I also got the sum of fatalities, injuries and property damage as these are important in determining health and economic impact of the events.

# Data Cleaning
cleaned_storm_data <- storm_data |> 
  filter(!is.na(EVTYPE)) |> 
  mutate(PROPDMG = PROPDMG * ifelse(PROPDMGEXP %in% c("K", "M"), 1000, 1))


# Summary Statistics
summary_stats <- cleaned_storm_data |> 
  summarise(
    total_fatalities = sum(FATALITIES),
    total_injuries = sum(INJURIES),
    total_damage = sum(PROPDMG)
  )
summary_stats

# A tibble: 1 × 3
  total_fatalities total_injuries total_damage
             <dbl>          <dbl>        <dbl>
1            15145         140528 10875995063.

Results

Population Health Impact

Next, to properly look at the population health impact, the dataset is grouped by event type and sum of the fatalities and injuries are compared in a variable called event_harm. This variable is then plotted, taking a look at the top 10.

event_harm <- cleaned_storm_data |> 
  group_by(EVTYPE) |> 
  summarise(total_harm = sum(FATALITIES + INJURIES)) |> arrange(desc(total_harm))

# Visualization
event_harm |> 
  top_n(10, total_harm) |> 
  ggplot(aes(x = reorder(EVTYPE, -total_harm), y = total_harm)) +
  geom_bar(stat = "identity", fill = "blue") +
  labs(
    title = "Top 10 Events with Highest Population Health Impact",
    x = "Event Type",
    y = "Total Harm"
  ) +
  theme(axis.text.x = element_text(angle = 45, hjust = 1))

Economic Consequences

The final aspect is to analyse and check the economic consequences. Naturally, property damage is one of the metrics for measuring economic consequences of events like these. The data is grouped by event type and the property damage associated with each event is calculated. This is stored in a variable called event_damage that is then visualized.
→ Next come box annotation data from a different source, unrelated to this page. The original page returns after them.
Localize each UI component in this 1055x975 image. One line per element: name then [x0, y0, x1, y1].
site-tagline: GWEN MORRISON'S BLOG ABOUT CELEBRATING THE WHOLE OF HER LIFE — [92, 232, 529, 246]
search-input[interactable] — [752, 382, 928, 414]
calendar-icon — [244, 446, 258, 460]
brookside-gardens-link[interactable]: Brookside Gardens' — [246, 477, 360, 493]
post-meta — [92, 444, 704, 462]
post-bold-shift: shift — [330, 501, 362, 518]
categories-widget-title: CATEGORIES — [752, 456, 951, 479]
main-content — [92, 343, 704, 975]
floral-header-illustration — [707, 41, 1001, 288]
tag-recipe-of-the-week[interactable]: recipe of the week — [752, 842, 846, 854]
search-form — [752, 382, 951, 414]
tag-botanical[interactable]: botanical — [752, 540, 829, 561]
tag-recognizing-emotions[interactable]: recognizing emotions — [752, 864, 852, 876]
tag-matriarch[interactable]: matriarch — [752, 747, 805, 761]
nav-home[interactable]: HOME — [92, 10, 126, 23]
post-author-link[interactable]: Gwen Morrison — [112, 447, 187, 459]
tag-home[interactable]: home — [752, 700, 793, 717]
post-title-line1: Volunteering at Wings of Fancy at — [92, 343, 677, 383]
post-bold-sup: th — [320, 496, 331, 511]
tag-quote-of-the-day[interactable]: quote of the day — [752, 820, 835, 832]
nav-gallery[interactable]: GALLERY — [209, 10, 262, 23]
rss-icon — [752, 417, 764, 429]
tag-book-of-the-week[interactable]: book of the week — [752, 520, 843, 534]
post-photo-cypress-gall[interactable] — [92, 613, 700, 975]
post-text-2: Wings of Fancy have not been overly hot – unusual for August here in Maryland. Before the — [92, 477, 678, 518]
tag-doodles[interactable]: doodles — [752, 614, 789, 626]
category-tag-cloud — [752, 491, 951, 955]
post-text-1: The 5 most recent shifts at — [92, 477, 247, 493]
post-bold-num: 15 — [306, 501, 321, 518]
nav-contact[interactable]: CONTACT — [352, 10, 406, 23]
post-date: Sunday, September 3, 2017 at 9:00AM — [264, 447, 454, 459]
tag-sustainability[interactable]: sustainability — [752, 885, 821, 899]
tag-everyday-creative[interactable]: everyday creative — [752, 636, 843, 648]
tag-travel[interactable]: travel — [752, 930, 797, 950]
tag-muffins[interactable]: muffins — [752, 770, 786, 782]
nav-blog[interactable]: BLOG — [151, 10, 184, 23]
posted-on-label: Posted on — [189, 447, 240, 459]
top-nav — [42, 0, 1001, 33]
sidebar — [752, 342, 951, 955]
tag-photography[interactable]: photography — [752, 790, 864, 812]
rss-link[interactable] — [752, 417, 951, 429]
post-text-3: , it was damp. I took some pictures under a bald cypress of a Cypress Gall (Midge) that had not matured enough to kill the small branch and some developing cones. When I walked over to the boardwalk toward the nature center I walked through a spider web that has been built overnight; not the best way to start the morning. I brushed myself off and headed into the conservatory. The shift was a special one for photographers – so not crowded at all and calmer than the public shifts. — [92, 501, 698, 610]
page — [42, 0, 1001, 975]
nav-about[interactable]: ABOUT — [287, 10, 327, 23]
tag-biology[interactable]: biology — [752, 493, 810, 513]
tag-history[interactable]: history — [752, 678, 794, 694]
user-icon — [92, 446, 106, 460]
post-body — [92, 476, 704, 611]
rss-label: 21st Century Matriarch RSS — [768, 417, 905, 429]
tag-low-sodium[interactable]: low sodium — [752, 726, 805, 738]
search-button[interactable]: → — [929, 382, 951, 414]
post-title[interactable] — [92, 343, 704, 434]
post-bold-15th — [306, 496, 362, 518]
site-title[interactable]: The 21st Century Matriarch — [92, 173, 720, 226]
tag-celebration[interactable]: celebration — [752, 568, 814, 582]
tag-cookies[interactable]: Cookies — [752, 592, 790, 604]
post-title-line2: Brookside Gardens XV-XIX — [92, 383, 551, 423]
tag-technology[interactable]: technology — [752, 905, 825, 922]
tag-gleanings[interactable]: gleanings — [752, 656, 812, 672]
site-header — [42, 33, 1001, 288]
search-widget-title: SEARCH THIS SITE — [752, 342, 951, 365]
event_damage <- cleaned_storm_data |> 
  group_by(EVTYPE) |> 
  summarise(total_damage = sum(PROPDMG)) |> 
  arrange(desc(total_damage))

# Visualization
event_damage |> 
  top_n(10, total_damage) |> 
  ggplot(aes(x = reorder(EVTYPE, -total_damage), y = total_damage)) +
  geom_bar(stat = "identity", fill = "red") +
  labs(
    title = "Top 10 Events with Greatest Economic Consequences",
    x = "Event Type",
    y = "Total Damage"
  ) +
  theme(axis.text.x = element_text(angle = 45, hjust = 1))

Conclusion

Looking at population health impact, tornadoes are the most harmful. Also, on economic impact, tornadoes are still the most damaging event followed in order by flash floods, TSTM wind, flood, thunderstorm wind, hail,lightning, thunderstorm winds, high wind and winterstorm as the top ten events that cause the most economic damage.